De tijdspanne waarbinnen afweerstoffen kunnen worden opgenomen, is vrij kort omdat de concentratie aan afweerstoffen in de biest snel daalt en omdat de darm van de big na verloop van tijd (24-36 uur na de geboorte) ondoordringbaar wordt voor afweerstoffen van de zeug. Ervoor zorgen dat alle biggen voldoende biest krijgen is één van de topprioriteiten in de kraamstal.
Er zijn een aantal factoren die een slechte overdracht van afweerstoffen van de zeug naar de biggen kunnen veroorzaken, zoals zeugen die te weinig melk produceren, grote tomen, een slechte selectie van gelten en zeugen (slechte moedereigenschappen, te weinig of slechte tepels, enz.) en een ongunstige omgeving. Al deze factoren kunnen ertoe bijdragen dat sommige biggen (te) weinig biest krijgen. Toezicht bij het werpen en ingrijpen waar nodig, is cruciaal om de overdracht van afweerstoffen van de zeug naar de pasgeboren biggen te optimaliseren.
Als de zeugen zelf niet zijn blootgesteld aan bepaalde ziekteverwekkers, dan hebben ze zelf geen afweerstoffen tegen deze ziekten en zal ook de biest geen afweerstoffen bevatten. Hierdoor zullen ze geen bescherming aan de biggen meegeven, zelfs niet als ze voldoende biest drinken. Een goed vaccinatie- en acclimatisatiebeleid bij gelten en zeugen kan dit probleem verhelpen.
Omgeving
De stalomgeving (klimaat, huisvesting, hygiëne) beïnvloedt de prestaties van zowel zeugen als biggen. Slechte omgevingsomstandigheden veroorzaken stress bij de zeug en kunnen leiden tot verminderde eetlust, minder melkproductie en ziekte. Problemen bij de zeug zullen ook de prestaties van de biggen negatief beïnvloeden.

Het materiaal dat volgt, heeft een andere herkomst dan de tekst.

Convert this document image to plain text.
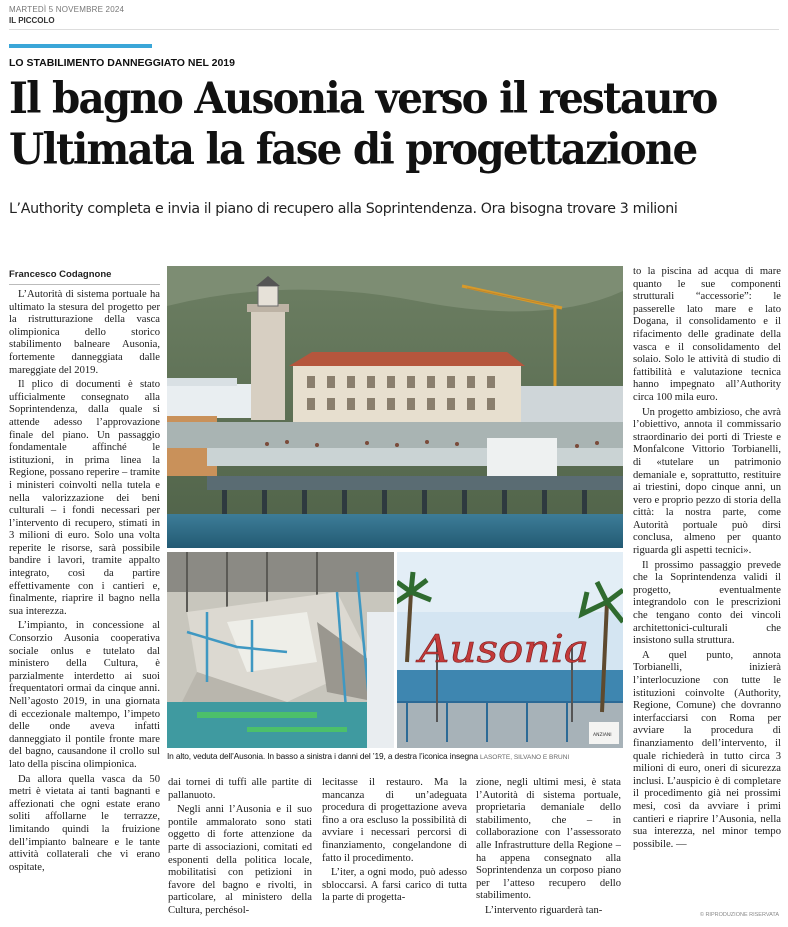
MARTEDÌ 5 NOVEMBRE 2024
IL PICCOLO
LO STABILIMENTO DANNEGGIATO NEL 2019
Il bagno Ausonia verso il restauro
Ultimata la fase di progettazione
L’Authority completa e invia il piano di recupero alla Soprintendenza. Ora bisogna trovare 3 milioni
Francesco Codagnone

L’Autorità di sistema portuale ha ultimato la stesura del progetto per la ristrutturazione della vasca olimpionica dello storico stabilimento balneare Ausonia, fortemente danneggiata dalle mareggiate del 2019.

Il plico di documenti è stato ufficialmente consegnato alla Soprintendenza, dalla quale si attende adesso l’approvazione finale del piano. Un passaggio fondamentale affinché le istituzioni, in prima linea la Regione, possano reperire – tramite i ministeri coinvolti nella tutela e nella valorizzazione dei beni culturali – i fondi necessari per l’intervento di recupero, stimati in 3 milioni di euro. Solo una volta reperite le risorse, sarà possibile bandire i lavori, tramite appalto integrato, così da partire effettivamente con i cantieri e, finalmente, riaprire il bagno nella sua interezza.

L’impianto, in concessione al Consorzio Ausonia cooperativa sociale onlus e tutelato dal ministero della Cultura, è parzialmente interdetto ai suoi frequentatori ormai da cinque anni. Nell’agosto 2019, in una giornata di eccezionale maltempo, l’impeto delle onde aveva infatti danneggiato il pontile fronte mare del bagno, causandone il crollo sul lato della piscina olimpionica.

Da allora quella vasca da 50 metri è vietata ai tanti bagnanti e affezionati che ogni estate erano soliti affollarne le terrazze, limitando quindi la fruizione dell’impianto balneare e le tante attività collaterali che vi erano ospitate,

Ausonia
ANZIANI
In alto, veduta dell’Ausonia. In basso a sinistra i danni del ’19, a destra l’iconica insegna LASORTE, SILVANO E BRUNI

dai tornei di tuffi alle partite di pallanuoto.

Negli anni l’Ausonia e il suo pontile ammalorato sono stati oggetto di forte attenzione da parte di associazioni, comitati ed esponenti della politica locale, mobilitatisi con petizioni in favore del bagno e rivolti, in particolare, al ministero della Cultura, perchésol-

lecitasse il restauro. Ma la mancanza di un’adeguata procedura di progettazione aveva fino a ora escluso la possibilità di avviare i necessari percorsi di finanziamento, congelandone di fatto il procedimento.

L’iter, a ogni modo, può adesso sbloccarsi. A farsi carico di tutta la parte di progetta-

zione, negli ultimi mesi, è stata l’Autorità di sistema portuale, proprietaria demaniale dello stabilimento, che – in collaborazione con l’assessorato alle Infrastrutture della Regione – ha appena consegnato alla Soprintendenza un corposo piano per l’atteso recupero dello stabilimento.

L’intervento riguarderà tan-

to la piscina ad acqua di mare quanto le sue componenti strutturali “accessorie”: le passerelle lato mare e lato Dogana, il consolidamento e il rifacimento delle gradinate della vasca e il consolidamento del solaio. Solo le attività di studio di fattibilità e valutazione tecnica hanno impegnato all’Authority circa 100 mila euro.

Un progetto ambizioso, che avrà l’obiettivo, annota il commissario straordinario dei porti di Trieste e Monfalcone Vittorio Torbianelli, di «tutelare un patrimonio demaniale e, soprattutto, restituire ai triestini, dopo cinque anni, un vero e proprio pezzo di storia della città: la nostra parte, come Autorità portuale può dirsi conclusa, almeno per quanto riguarda gli aspetti tecnici».

Il prossimo passaggio prevede che la Soprintendenza validi il progetto, eventualmente integrandolo con le prescrizioni che tengano conto dei vincoli architettonici-culturali che insistono sulla struttura.

A quel punto, annota Torbianelli, inizierà l’interlocuzione con tutte le istituzioni coinvolte (Authority, Regione, Comune) che dovranno interfacciarsi con Roma per avviare la procedura di finanziamento dell’intervento, il quale richiederà in tutto circa 3 milioni di euro, oneri di sicurezza inclusi. L’auspicio è di completare il procedimento già nei prossimi mesi, così da avviare i primi cantieri e riaprire l’Ausonia, nella sua interezza, nel minor tempo possibile. —

© RIPRODUZIONE RISERVATA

Biggen die geen toegang hebben tot een warm (32-35°C), droog en tochtvrij biggennest zullen onderkoelen. Een te lage omgevingstemperatuur vermindert de beweeglijkheid van de darm, waardoor bacteriën trager door de darm bewegen en zo meer kans hebben om zich te vermenigvuldigen en aan te hechten aan de darmwand, met diarree tot gevolg. Ook tocht en een vochtige omgeving zullen ertoe lijden dat biggen gemakkelijker onderkoelen en diarree ontwikkelen.

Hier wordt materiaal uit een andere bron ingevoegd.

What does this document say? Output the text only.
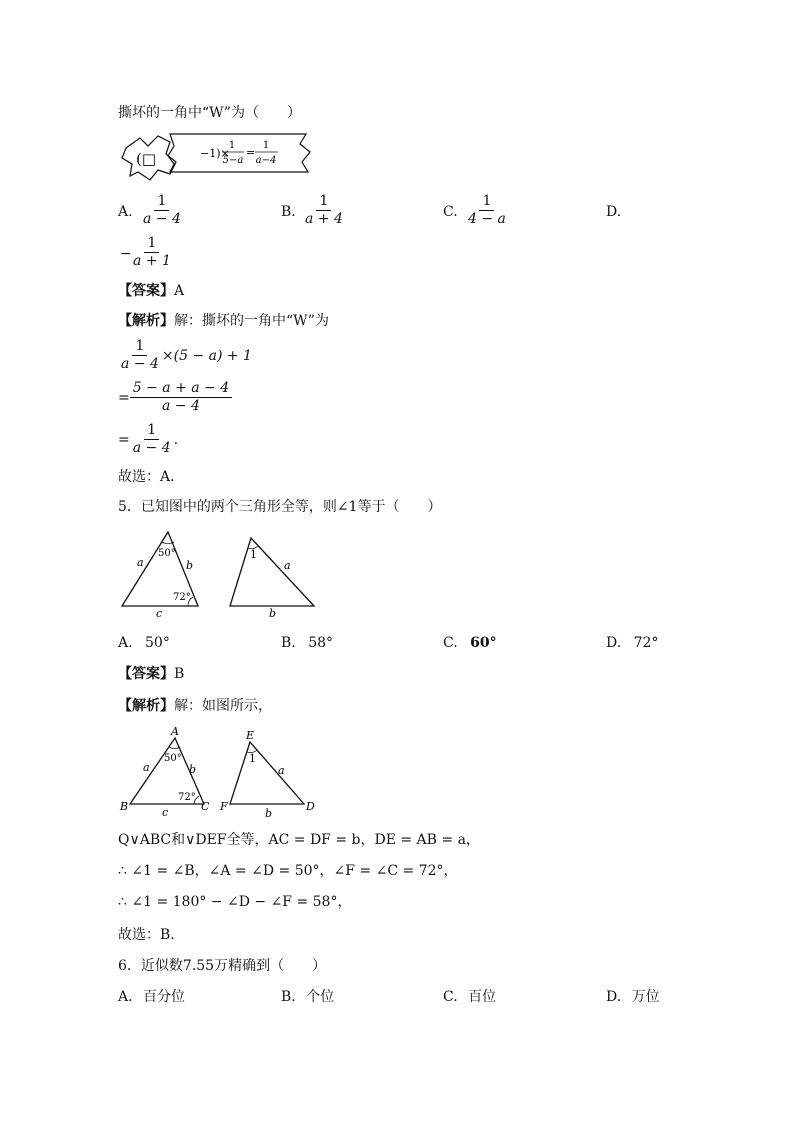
撕坏的一角中“W”为（　　）
(□	−1)×
1
5−a
=
1
a−4
A. $\frac{1}{a - 4}$	B. $\frac{1}{a + 4}$	C. $\frac{1}{4 - a}$	D.
−
$\frac{1}{a + 1}$
【答案】A
【解析】解：撕坏的一角中“W”为
$\frac{1}{a - 4} \times(5 - a) + 1$
= $\frac{5 - a + a - 4}{a - 4}$
= $\frac{1}{a - 4}$ .
故选：A．
5．已知图中的两个三角形全等，则∠1等于（　　）
50°
72°
a	b
c
1
a
b
A. 50°	B. 58°	C. 60°	D. 72°
【答案】B
【解析】解：如图所示，
A
B	C
50°
72°
a	b
c
E
F	D
1
a
b
Q∨ABC和∨DEF全等，AC = DF = b，DE = AB = a，
∴ ∠1 = ∠B，∠A = ∠D = 50°，∠F = ∠C = 72°，
∴ ∠1 = 180° − ∠D − ∠F = 58°，
故选：B．
6．近似数7.55万精确到（　　）
A. 百分位	B. 个位	C. 百位	D. 万位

Slechte hygiëne in de kraamhokken zorgt ervoor dat er meer ziekteverwekkers in de stalomgeving aanwezig zijn. Hoe hoger de infectiedruk vanuit de omgeving, hoe groter de kans op diarree.
Management
Management en een goede verzorging van de dieren blijven cruciale factoren in de kraamstal.

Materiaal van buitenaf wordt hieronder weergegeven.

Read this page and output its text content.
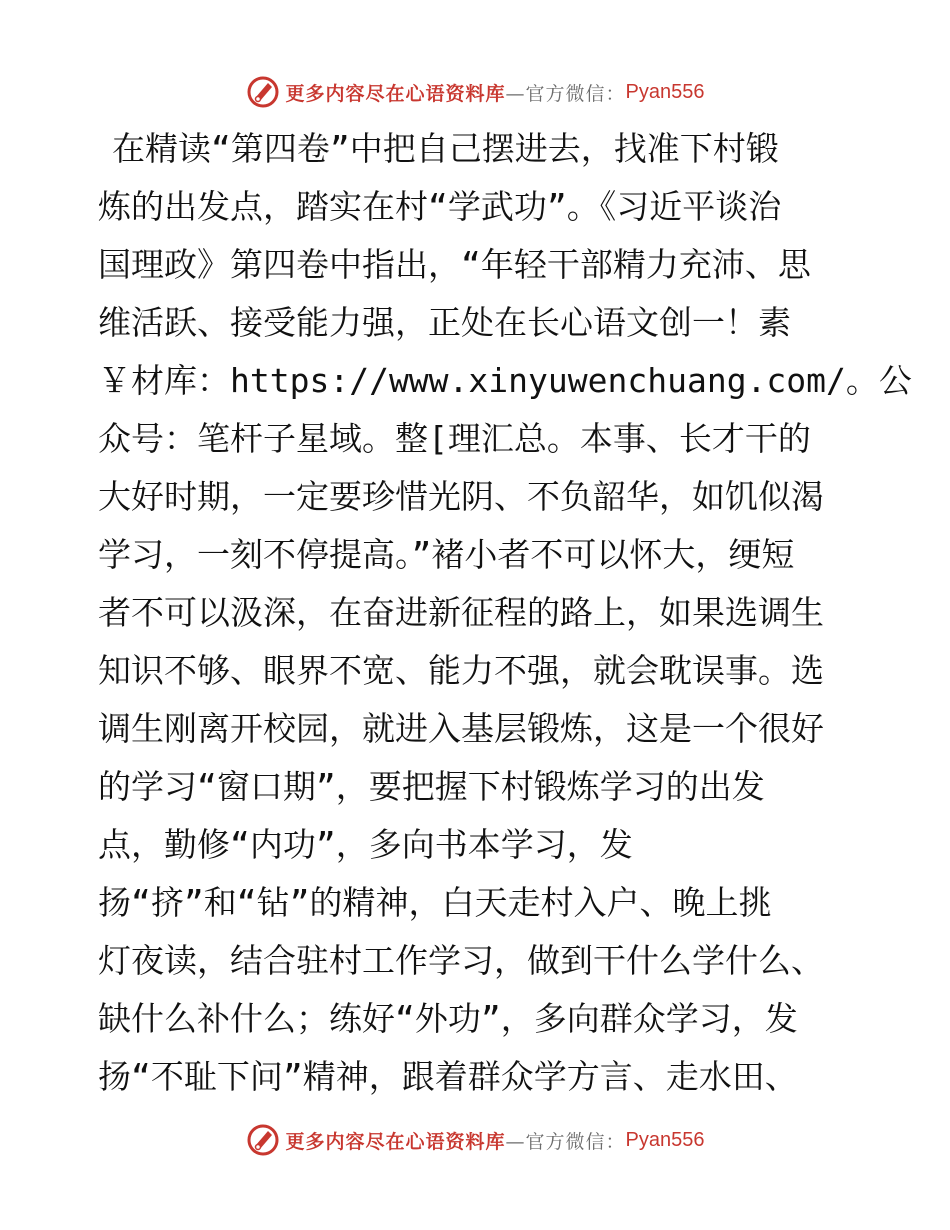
更多内容尽在心语资料库 —官方微信： Pyan556
在精读“第四卷”中把自己摆进去，找准下村锻
炼的出发点，踏实在村“学武功”。《习近平谈治
国理政》第四卷中指出，“年轻干部精力充沛、思
维活跃、接受能力强，正处在长心语文创一！素
￥材库：https://www.xinyuwenchuang.com/。公
众号：笔杆子星域。整[理汇总。本事、长才干的
大好时期，一定要珍惜光阴、不负韶华，如饥似渴
学习，一刻不停提高。”褚小者不可以怀大，绠短
者不可以汲深，在奋进新征程的路上，如果选调生
知识不够、眼界不宽、能力不强，就会耽误事。选
调生刚离开校园，就进入基层锻炼，这是一个很好
的学习“窗口期”，要把握下村锻炼学习的出发
点，勤修“内功”，多向书本学习，发
扬“挤”和“钻”的精神，白天走村入户、晚上挑
灯夜读，结合驻村工作学习，做到干什么学什么、
缺什么补什么；练好“外功”，多向群众学习，发
扬“不耻下问”精神，跟着群众学方言、走水田、
更多内容尽在心语资料库 —官方微信： Pyan556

Dit houdt onder andere in:
- Werken met aandacht voor de principes van bioveiligheid, om zo het risico op overdracht van infecties te verminderen.
- Beperken van het overleggen van biggen en ervoor zorgen dat biggen de eerste 24 uur na de geboorte biest drinken bij hun eigen moeder.
- Ervoor zorgen dat alle biggen voldoende biest opnemen.
- Tijdig opmerken wanneer er iets fout gaat, zodat er bij ziekte-uitbraken snel wordt opgetreden om de verliezen te beperken.
Ziektekiemen
Er zijn meerdere bacteriën, virussen en parasieten die geboortediarree bij biggen kunnen veroorzaken. Afhankelijk van de betrokken ziekteverwekker zal de diarree op een verschillend tijdstip optreden en zullen de klinische symptomen verschillen. In de tabel zijn de belangrijkste infectieuze oorzaken van diarree bij kraambiggen vermeld.
Conclusie
Diarree bij kraambiggen wordt veroorzaakt door een samenspel van infectieuze en niet-infectieuze oorzaken. Een goede immuniteit door opname van voldoende en kwaliteitsvolle biest, optimale omgevingsomstandigheden en een goede dierverzorging en kraamstalmanagement zorgen ervoor dat ziektekiemen die verantwoordelijk zijn voor geboortediarree minder kans krijgen. Biggen die in het kraamhok gespaard blijven van diarree zullen het speenproces gemakkelijker doorstaan en zullen ook na het spenen beter presteren.
Bron
- Overgenomen uit Diseases of Swine, Carvajal et al. (2019), Luppi (2017).